Juve, toutefois, avec la témérité inconsciente du touriste qui n’a pas l’habitude des montagnes, s’avançait sur la surface polie comme un miroir du grand glacier.

Il allait toujours, la carte à la main, repérant sa position avec une minutie de géographe, et semblant chercher quelque chose avec une attention soutenue.

Juve tourna sur la droite, s’avança vers le cœur du glacier.

Le guide le suivait à distance. Les deux hommes étaient reliés par une corde.

Le montagnard était stupéfait de l’audace tranquille de son client, mais il était surtout inquiet, troublé, à l’idée que l’heure à laquelle on voyait le géant approcher, et qu’en réalité il se trouvait, lui et le touriste, sur le champ de glace où d’ordinaire on voyait étendu l’homme aux proportions gigantesques.
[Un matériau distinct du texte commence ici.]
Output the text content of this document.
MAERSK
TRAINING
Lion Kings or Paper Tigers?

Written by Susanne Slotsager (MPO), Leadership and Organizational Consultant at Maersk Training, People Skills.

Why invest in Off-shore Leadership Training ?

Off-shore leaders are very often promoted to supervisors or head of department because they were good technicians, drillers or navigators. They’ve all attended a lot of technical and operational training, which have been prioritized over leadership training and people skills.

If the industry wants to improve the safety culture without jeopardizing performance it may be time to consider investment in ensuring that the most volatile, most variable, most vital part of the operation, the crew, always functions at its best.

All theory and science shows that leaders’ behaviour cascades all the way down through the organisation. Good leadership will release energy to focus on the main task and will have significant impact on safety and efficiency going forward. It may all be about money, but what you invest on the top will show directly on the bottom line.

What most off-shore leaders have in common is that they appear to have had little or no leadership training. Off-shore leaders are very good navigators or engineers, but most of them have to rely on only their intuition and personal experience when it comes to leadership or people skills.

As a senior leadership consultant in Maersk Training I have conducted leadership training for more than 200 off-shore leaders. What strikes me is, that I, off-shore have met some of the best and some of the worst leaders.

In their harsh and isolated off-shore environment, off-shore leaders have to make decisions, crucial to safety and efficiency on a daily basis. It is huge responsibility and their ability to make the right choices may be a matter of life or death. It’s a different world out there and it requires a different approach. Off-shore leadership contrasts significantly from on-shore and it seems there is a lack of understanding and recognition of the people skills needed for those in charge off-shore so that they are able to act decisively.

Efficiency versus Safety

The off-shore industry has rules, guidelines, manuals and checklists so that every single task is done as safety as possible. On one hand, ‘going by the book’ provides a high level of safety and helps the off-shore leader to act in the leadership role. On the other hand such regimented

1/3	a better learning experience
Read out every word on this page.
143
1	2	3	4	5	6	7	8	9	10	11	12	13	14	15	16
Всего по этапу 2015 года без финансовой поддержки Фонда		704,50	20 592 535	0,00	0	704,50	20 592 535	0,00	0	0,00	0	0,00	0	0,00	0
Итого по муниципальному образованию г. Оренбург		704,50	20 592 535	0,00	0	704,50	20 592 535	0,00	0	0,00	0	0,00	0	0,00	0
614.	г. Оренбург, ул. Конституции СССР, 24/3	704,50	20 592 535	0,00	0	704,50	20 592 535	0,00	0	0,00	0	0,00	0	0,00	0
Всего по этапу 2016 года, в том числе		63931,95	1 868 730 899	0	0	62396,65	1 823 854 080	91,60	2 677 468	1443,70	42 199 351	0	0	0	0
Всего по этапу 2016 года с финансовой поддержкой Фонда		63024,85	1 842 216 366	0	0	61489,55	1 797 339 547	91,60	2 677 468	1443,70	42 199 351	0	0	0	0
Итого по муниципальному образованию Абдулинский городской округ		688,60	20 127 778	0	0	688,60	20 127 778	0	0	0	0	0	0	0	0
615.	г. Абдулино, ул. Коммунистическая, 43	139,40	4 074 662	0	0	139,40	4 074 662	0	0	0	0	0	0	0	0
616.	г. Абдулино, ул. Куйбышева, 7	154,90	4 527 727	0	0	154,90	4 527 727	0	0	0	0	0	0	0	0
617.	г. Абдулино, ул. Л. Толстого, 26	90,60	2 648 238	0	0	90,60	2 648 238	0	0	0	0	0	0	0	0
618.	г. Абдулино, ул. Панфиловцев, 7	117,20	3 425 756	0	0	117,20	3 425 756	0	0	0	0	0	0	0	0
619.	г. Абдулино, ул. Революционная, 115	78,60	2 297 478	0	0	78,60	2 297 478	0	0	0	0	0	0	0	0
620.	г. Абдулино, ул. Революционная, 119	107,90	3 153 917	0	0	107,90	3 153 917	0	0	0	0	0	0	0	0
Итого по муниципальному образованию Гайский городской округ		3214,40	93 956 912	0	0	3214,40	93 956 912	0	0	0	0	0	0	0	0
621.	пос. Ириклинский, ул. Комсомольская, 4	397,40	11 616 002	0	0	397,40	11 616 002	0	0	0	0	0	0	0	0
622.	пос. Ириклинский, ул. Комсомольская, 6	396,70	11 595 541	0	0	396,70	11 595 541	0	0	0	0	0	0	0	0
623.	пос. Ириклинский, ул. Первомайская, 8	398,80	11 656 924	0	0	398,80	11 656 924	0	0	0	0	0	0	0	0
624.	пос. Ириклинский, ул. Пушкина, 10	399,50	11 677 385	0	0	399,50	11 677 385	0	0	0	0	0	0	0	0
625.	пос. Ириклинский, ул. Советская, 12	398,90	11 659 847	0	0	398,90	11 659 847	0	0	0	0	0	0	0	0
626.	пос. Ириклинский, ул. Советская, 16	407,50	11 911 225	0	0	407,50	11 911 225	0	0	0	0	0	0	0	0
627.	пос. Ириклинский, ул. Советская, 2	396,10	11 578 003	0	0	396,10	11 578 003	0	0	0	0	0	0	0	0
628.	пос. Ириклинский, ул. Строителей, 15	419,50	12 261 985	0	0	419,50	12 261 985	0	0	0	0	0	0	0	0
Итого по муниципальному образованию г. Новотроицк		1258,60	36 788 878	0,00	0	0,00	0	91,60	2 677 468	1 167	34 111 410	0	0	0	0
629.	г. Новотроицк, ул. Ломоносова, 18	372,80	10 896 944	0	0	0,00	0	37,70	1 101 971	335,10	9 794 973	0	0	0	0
Allait-il surgir soudain, ce géant ?

Et si cette apparition se produisait, qu’adviendrait-il du guide et de son client ?

Le guide était de moins en moins rassuré, tandis que Juve était de plus en plus perplexe.

Le policier transpirait à grosses gouttes, malgré le froid qui régnait sur le glacier. Tout à coup, il rebroussa chemin, et s’en vint se placer à côté du guide.

– Où sommes-nous exactement ? lui demanda-t-il.

À voix basse le guide répondit :

– Exactement, monsieur, à l’endroit où s’installe le géant. Moi, qui connais la montagne, je puis vous assurer qu’à dix mètres au-dessus de nous, près de ce bloc de glace qui miroite actuellement au soleil, le géant, d’ordinaire, pose son pied gauche… vous savez… celui qui est déchaussé !

Instinctivement, les yeux des deux hommes se dirigeaient vers le bloc de glace, que le guide avait désigné et placé à quelques mètres au-dessus d’eux.

Or, à ce moment précis, tandis que les deux hommes fixaient leur attention sur le bloc de glace, ils poussèrent un hurlement de surprise :

– Le pied du géant ! crièrent-ils.

Et, en effet, à leurs yeux stupéfaits, se révélait une vision extraordinaire :

C’était un pouce, un pouce énorme… un pouce de pied nu, qui leur apparaissait à travers la transparence de la glace, un pouce qu’ils apercevaient, maintenant que le soleil frappait directement sur le glacier !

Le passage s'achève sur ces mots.